乳房再建を行う時期により2つに分類されます。

  • 1次再建:乳がんの根治手術と同時に乳房再建を開始する
  • 2次再建:乳がん治療の終了後、時間を置いて乳房再建を開始する

※ 手術後に放射線療法を行う場合は、
  放射線療法終了後に乳房再建を行うため2次再建となります
※ 基本的に期間の制限はなく、
過去に乳がんの治療を受けた方も再建を検討できます

参考)乳房ができるまでの手術回数での分類

  • 1期再建:1回の手術で乳房再建を完了させる場合
  • 2期再建:2回の手術で乳房再建を完了させる場合

乳房再建のタイミングによるメリット・デメリット

メリットテ?メリット

人工乳房による再建の方法は?

シリコンでできた風船状のバッグ(組織拡張器:ティッシューエキスパンダー)を大胸筋の下に入れ、生理食塩水を徐々に入れて皮膚を伸ばした後に人工乳房と入れ替えます。

※ 人工乳房による再建は、乳房の全切除が前提になります
※ 胸の筋肉(大胸筋)が無い場合は対象となりません

人工乳房方法

乳房の自家組織再建の方法は?

自分自身の身体の一部を使って乳房を再建する方法が「自家組織再建」です。自家組織による再建でも、組織拡張器を併用する場合があります。

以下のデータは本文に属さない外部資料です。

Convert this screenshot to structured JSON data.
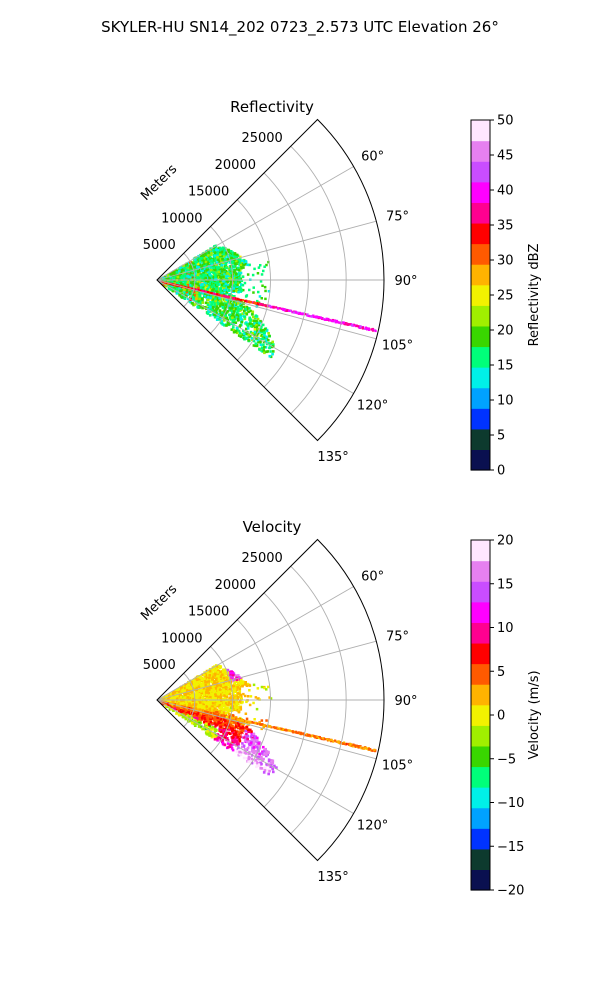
{
  "figure_title": "SKYLER-HU  SN14_202  0723_2.573 UTC Elevation 26°",
  "chart_data": [
    {
      "type": "heatmap",
      "projection": "polar sector",
      "title": "Reflectivity",
      "radial_label": "Meters",
      "range_ticks": [
        "5000",
        "10000",
        "15000",
        "20000",
        "25000"
      ],
      "rlim": [
        0,
        30000
      ],
      "azimuth_ticks": [
        "60°",
        "75°",
        "90°",
        "105°",
        "120°",
        "135°"
      ],
      "azimuth_range_deg": [
        45,
        135
      ],
      "grid": true,
      "colorbar": {
        "label": "Reflectivity dBZ",
        "range": [
          0,
          50
        ],
        "ticks": [
          "0",
          "5",
          "10",
          "15",
          "20",
          "25",
          "30",
          "35",
          "40",
          "45",
          "50"
        ],
        "position": "right"
      },
      "colormap": [
        "#0a1050",
        "#0d3a2e",
        "#0033ff",
        "#00a2ff",
        "#00f0e8",
        "#00ff7a",
        "#39d600",
        "#a0ef00",
        "#f2f200",
        "#ffb300",
        "#ff5a00",
        "#ff0000",
        "#ff0090",
        "#ff00ff",
        "#c94dff",
        "#e680f0",
        "#ffe6ff"
      ],
      "dominant_values": "mostly 12-22 dBZ near the radar, strong streak 35-40 dBZ along 103° azimuth"
    },
    {
      "type": "heatmap",
      "projection": "polar sector",
      "title": "Velocity",
      "radial_label": "Meters",
      "range_ticks": [
        "5000",
        "10000",
        "15000",
        "20000",
        "25000"
      ],
      "rlim": [
        0,
        30000
      ],
      "azimuth_ticks": [
        "60°",
        "75°",
        "90°",
        "105°",
        "120°",
        "135°"
      ],
      "azimuth_range_deg": [
        45,
        135
      ],
      "grid": true,
      "colorbar": {
        "label": "Velocity (m/s)",
        "range": [
          -20,
          20
        ],
        "ticks": [
          "−20",
          "−15",
          "−10",
          "−5",
          "0",
          "5",
          "10",
          "15",
          "20"
        ],
        "position": "right"
      },
      "colormap": [
        "#0a1050",
        "#0d3a2e",
        "#0033ff",
        "#00a2ff",
        "#00f0e8",
        "#00ff7a",
        "#39d600",
        "#a0ef00",
        "#f2f200",
        "#ffb300",
        "#ff5a00",
        "#ff0000",
        "#ff0090",
        "#ff00ff",
        "#c94dff",
        "#e680f0",
        "#ffe6ff"
      ],
      "dominant_values": "near 0 m/s east, +5 to +10 m/s in the southeast lobe, up to +15 m/s at outer edges, −5 m/s near the radar toward the south"
    }
  ]
}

  • 筋皮弁法:背中やお腹から、皮膚と脂肪、筋肉の一部を移植
  • 穿通枝皮弁法:筋肉を使わず、お腹などから、皮膚と脂肪組織を移植
  • 脂肪注入法:腹部や大腿から吸引した脂肪を注入

自家組織再建方法

人工乳房と自家組織再建のメリット・デメリット

乳がん治療のための手術方法や再建のタイミングなどによって、適した手術方法は異なります。ですから、再建を希望しても、乳がん手術後の経過や治療の状況によっては、ご自身が希望する乳房再建手術が受けられない場合もあります。
また、人工乳房と自家組織再建のどちらにもメリットとデメリットがあり、一定のリスクの発生も踏まえた上で、どの方法が患者さんにとって最適であるか、しっかりと相談をしながら検討することが必要です。